Introduction
This script is distributed as apart of the Pharmacological Substances, Compounds and proteins and Named Entity Recognition (PharmaCoNER) task. It is slightly based on the evaluation script from the i2b2 2014 Cardiac Risk and Personal Health-care Information (PHI) tasks. It is intended to be used via command line:
$> python evaluate.py [i2b2|brat] [ner|spans] GOLD SYSTEM
It produces Precision, Recall and F1 (P/R/F1) measures for both sub-tracks.
SYSTEM and GOLD may be individual files or also directories in which case all files in SYSTEM will be compared to files the GOLD directory based on their file names.
The PharmaCoNER evaluation script can be downloaded from GitHub.
Prerequisites
The evaluation script requires to have Python 3 installed on your system.
Directory structure
gold/
This directory contains the gold standard files for each of the sub-tracks, in separated directories. Each sub-directory may contain different sub-directories for each data set: sample, train, development, test, etc. Files in the latter directories must be in the appropriate format: .ann .txtNER.tsv for Concept Indexing sub-track.
system/
This directory contains the submission files for each of the sub-tracks, in separated directories. Each sub-directory may contain different sub-directories for each data set: sample, train, development, test, etc. Each of the previous directories may contain any number of directories, one for each system run. Files in the latter directories must be in the appropriate format: .ann and .txt for the NER sub-track, and .tsv for Concept Indexing sub-track.
Usage
It is possible to configure the behavior of this software using
The nerand indexingoptions allowto select the sub-track.- The
gs_dirand sys_diroptions allowto select folders. Verboseoptionallow to control the verbosity level.
The user can select the different options using the command line:
usage: evaluate.py [-h] [-v] {ner,indexing} gs_dir sys_dir [sys_dir ...]
Evaluation script for the PharmaCoNER track.
positional arguments:
{ner,indexing} Subtrack
gs_dir Directory to load GS from
sys_dir Directories with system outputs (one or more)
optional arguments:
-h, --help show this help message and exit
-v, --verbose List also scores for each document
Examples
Basic Examples:
Example 1: Evaluate the single system output file ’01.ann’ against the gold standard file ’01.ann’ for the NER subtrack. Input files in BRAT format.
$> python evaluate.py ner gold/01.ann system/run1/01.ann
Report (SYSTEM: run1):
------------------------------------------------------------
Document ID Measure Micro
------------------------------------------------------------
01 Precision 0.3333
Recall 0.1364
F1 0.1935
------------------------------------------------------------
Example 2: Evaluate the single system output file ’01.tsv’ against the gold standard file ’01.tsv’ for the Concept Indexing subtrack. Input files in TSV format.

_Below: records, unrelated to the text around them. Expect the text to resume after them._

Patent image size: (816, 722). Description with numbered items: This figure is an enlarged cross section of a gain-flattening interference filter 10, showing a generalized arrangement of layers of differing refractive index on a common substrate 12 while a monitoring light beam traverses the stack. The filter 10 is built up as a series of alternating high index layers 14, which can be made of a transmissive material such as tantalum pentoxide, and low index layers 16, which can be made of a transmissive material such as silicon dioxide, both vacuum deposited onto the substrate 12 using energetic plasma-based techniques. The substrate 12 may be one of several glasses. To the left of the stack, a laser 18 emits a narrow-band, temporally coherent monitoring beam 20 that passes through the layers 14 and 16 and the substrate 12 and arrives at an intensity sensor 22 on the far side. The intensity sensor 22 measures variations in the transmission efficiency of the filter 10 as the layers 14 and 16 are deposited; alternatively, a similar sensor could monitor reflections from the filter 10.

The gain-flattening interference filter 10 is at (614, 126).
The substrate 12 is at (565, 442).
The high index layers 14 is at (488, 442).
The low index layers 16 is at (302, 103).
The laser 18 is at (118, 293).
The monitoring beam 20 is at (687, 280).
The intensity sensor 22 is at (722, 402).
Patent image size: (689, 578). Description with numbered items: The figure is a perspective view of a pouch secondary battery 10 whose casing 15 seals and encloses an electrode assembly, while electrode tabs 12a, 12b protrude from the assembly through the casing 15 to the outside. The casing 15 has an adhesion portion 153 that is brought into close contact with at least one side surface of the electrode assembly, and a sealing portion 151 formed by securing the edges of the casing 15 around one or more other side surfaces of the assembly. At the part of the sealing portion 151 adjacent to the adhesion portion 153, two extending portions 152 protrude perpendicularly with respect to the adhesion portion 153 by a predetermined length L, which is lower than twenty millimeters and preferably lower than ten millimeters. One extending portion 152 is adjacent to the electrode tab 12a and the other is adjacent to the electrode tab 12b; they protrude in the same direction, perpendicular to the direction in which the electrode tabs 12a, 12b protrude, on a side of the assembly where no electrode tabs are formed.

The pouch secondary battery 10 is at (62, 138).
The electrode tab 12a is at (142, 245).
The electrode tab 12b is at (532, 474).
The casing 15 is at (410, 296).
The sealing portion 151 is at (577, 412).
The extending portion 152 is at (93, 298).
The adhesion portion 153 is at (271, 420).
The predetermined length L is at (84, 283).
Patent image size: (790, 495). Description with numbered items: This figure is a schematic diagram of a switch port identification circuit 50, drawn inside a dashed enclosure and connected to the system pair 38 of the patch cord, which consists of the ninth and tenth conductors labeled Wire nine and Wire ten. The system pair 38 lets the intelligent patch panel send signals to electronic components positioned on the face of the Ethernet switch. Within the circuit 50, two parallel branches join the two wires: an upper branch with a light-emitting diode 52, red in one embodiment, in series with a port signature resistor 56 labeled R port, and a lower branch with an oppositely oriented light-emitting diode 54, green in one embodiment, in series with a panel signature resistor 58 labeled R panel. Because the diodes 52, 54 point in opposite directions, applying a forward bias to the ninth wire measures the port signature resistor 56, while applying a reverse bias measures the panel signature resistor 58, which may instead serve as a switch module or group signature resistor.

$> python evaluate.py indexing gold/01.tsv system/run1/01.tsv
Report (SYSTEM: run1):
------------------------------------------------------------
Document ID Measure Micro
------------------------------------------------------------
01 Precision 0.5714
Recall 0.1671
F1 0.2586
------------------------------------------------------------
Example 3: Evaluate the set of system outputs in the folder system/run1 against the set of gold standard annotations in gold/ using the Concept Indexing subtrack. Input files in TSV format.
$> python evaluate.py indexing gold/ system/run1/
Report (SYSTEM: run1):
------------------------------------------------------------
SubTrack 2 [Indexing] Measure Micro
------------------------------------------------------------
Total (15 docs) Precision 0.3468
Recall 0.1239
F1 0.1826
------------------------------------------------------------
Example 4: Evaluate the set of system outputs in the folder system/run1, system/run2 and in the folder system/run3 against the set of gold standard annotations in gold/ using the NER subtrack. Input files in BRAT format.
$> python evaluate.py ner gold/ system/run1/ system/run2/ system/run3/
Report (SYSTEM: run1):
------------------------------------------------------------
SubTrack 1 [NER] Measure Micro
------------------------------------------------------------
Total (15 docs) Precision 0.3258
Recall 0.1239
F1 0.1795
------------------------------------------------------------
Report (SYSTEM: run2):
------------------------------------------------------------
SubTrack 1 [NER] Measure Micro
------------------------------------------------------------
Total (15 docs) Precision 0.3333
Recall 0.1364
F1 0.1935
------------------------------------------------------------
Report (SYSTEM: run3):
------------------------------------------------------------
SubTrack 1 [NER] Measure Micro
------------------------------------------------------------
Total (15 docs) Precision 0.4
Recall 0.1429
F1 0.2105
------------------------------------------------------------
License
The PharmaCoNER evaluation script is distributed under the Apache License, Version 2.0 (the “License”).